Driving the news: After years of booming sales and prices, the market is "normalizing," Freddie Mac chief economist Sam Khater said Thursday in a statement.
- His evidence: higher mortgage rates, rising supply and a declining pool of buyers.
Why it matters: Experts have been waiting for signs that the housing market is poised to cool off as the broader economy hits rockier terrain.
Context: The U.S. housing market last year experienced its highest one-year increase in home prices since at least the 1970s, according to the S&P CoreLogic Case-Shiller U.S. National Home Price NSA Index.
- Prices rose 18.8% in 2021.
- And prices have continued their upward march in 2022, with Realtor.com reporting today that the median national home price reached an all-time high of $447,000 in May.

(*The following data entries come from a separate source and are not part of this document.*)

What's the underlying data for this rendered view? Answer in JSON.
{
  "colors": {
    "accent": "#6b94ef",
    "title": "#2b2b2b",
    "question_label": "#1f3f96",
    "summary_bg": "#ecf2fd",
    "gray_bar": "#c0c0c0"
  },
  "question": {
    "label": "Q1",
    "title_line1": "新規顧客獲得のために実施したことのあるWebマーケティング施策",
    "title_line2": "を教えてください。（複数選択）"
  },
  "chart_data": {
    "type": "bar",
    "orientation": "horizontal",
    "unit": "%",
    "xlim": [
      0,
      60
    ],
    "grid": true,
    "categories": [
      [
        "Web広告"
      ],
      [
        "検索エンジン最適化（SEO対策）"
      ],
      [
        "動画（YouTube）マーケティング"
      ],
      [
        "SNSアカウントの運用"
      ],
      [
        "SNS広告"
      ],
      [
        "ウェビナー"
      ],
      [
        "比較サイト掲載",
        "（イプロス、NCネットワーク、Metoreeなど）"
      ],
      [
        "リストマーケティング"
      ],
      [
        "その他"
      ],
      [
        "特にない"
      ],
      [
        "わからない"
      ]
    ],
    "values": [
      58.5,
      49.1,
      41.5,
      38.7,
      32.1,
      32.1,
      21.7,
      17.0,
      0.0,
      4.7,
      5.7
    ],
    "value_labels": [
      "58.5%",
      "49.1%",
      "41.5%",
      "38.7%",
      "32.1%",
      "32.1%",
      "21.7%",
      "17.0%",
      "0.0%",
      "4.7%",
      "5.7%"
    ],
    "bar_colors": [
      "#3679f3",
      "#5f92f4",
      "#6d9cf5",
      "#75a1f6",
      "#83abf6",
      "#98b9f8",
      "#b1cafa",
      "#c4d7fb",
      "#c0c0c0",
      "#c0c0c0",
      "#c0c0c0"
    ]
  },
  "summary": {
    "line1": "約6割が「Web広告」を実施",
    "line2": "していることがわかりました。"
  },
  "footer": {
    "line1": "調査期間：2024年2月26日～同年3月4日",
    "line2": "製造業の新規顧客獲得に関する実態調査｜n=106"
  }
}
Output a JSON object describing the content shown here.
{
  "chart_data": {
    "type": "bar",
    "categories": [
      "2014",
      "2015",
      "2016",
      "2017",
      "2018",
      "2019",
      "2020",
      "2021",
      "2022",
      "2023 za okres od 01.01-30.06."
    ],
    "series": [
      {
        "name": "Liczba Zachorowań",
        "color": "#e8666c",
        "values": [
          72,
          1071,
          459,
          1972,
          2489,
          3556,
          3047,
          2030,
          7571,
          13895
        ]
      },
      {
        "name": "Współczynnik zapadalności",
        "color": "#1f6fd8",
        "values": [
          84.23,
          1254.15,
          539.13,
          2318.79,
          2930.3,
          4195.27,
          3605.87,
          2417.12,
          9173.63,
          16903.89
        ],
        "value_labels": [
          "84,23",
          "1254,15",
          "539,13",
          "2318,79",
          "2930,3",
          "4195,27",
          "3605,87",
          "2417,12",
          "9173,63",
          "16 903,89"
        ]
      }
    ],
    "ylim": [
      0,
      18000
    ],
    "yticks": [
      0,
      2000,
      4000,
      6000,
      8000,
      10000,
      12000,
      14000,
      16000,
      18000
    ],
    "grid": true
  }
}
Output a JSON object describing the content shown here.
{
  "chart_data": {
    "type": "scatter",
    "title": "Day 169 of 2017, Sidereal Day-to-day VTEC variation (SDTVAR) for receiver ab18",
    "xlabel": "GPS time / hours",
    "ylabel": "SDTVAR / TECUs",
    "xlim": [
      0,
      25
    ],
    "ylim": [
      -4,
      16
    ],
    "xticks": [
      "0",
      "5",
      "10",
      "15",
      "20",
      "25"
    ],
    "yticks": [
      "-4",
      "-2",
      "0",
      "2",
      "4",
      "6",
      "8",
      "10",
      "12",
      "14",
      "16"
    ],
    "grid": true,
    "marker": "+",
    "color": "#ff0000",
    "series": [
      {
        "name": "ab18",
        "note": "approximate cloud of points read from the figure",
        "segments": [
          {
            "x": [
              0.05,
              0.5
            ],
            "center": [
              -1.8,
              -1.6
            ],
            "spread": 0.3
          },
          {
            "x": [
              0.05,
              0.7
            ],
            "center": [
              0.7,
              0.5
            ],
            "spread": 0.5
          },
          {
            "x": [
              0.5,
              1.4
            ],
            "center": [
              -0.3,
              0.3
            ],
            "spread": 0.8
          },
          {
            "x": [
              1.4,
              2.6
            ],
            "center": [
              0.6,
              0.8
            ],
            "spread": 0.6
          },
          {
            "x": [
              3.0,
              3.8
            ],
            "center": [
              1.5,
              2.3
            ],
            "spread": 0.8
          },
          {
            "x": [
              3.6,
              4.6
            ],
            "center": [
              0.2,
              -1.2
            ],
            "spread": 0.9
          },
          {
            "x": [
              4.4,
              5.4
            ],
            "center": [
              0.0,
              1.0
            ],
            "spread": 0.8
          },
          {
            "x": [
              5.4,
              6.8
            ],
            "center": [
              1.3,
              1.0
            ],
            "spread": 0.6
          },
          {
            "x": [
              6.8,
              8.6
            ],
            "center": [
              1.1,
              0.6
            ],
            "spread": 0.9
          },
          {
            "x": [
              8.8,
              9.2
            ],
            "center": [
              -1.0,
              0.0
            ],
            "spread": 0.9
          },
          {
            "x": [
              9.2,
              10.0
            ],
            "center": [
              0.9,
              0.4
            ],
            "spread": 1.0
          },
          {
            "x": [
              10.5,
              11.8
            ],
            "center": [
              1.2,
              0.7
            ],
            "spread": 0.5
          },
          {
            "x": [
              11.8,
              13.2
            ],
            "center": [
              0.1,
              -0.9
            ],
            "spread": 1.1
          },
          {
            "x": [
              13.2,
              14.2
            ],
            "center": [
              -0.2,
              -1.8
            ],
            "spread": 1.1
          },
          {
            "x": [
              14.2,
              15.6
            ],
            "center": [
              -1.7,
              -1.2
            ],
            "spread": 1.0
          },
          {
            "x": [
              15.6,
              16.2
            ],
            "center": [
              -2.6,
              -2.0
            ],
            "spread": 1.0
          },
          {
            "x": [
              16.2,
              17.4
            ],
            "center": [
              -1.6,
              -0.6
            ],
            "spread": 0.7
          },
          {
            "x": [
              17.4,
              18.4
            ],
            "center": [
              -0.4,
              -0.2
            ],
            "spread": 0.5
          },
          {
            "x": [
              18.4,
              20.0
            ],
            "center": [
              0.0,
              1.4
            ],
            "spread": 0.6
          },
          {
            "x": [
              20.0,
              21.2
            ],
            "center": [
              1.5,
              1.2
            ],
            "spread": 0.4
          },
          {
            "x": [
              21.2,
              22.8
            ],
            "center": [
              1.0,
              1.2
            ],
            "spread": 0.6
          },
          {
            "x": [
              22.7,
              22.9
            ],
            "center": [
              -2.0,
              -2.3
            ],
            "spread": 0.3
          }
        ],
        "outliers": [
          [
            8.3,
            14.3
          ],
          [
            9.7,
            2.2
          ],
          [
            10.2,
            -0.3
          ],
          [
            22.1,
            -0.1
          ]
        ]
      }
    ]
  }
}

But, but, but: The rapid rise in mortgage rates over the last few months is quickly slowing things down.
- 30-year fixed mortgage rates are averaging 5.09%, up from 2.99% a year ago, according to Freddie Mac.
- In May, active housing inventory notched its first year-over-year increase in three years, Realtor.com reported today.
Nathan's thought bubble: As an older millennial, the financial crisis trained me to think that housing prices that go up must come down. But this has the makings of a softer landing.
What we're watching: Whether sellers begin to lower their expectations.
- "In an early sign, the rate of sellers making price cuts accelerated in May," Realtor.com chief economist Danielle Hale said in a statement.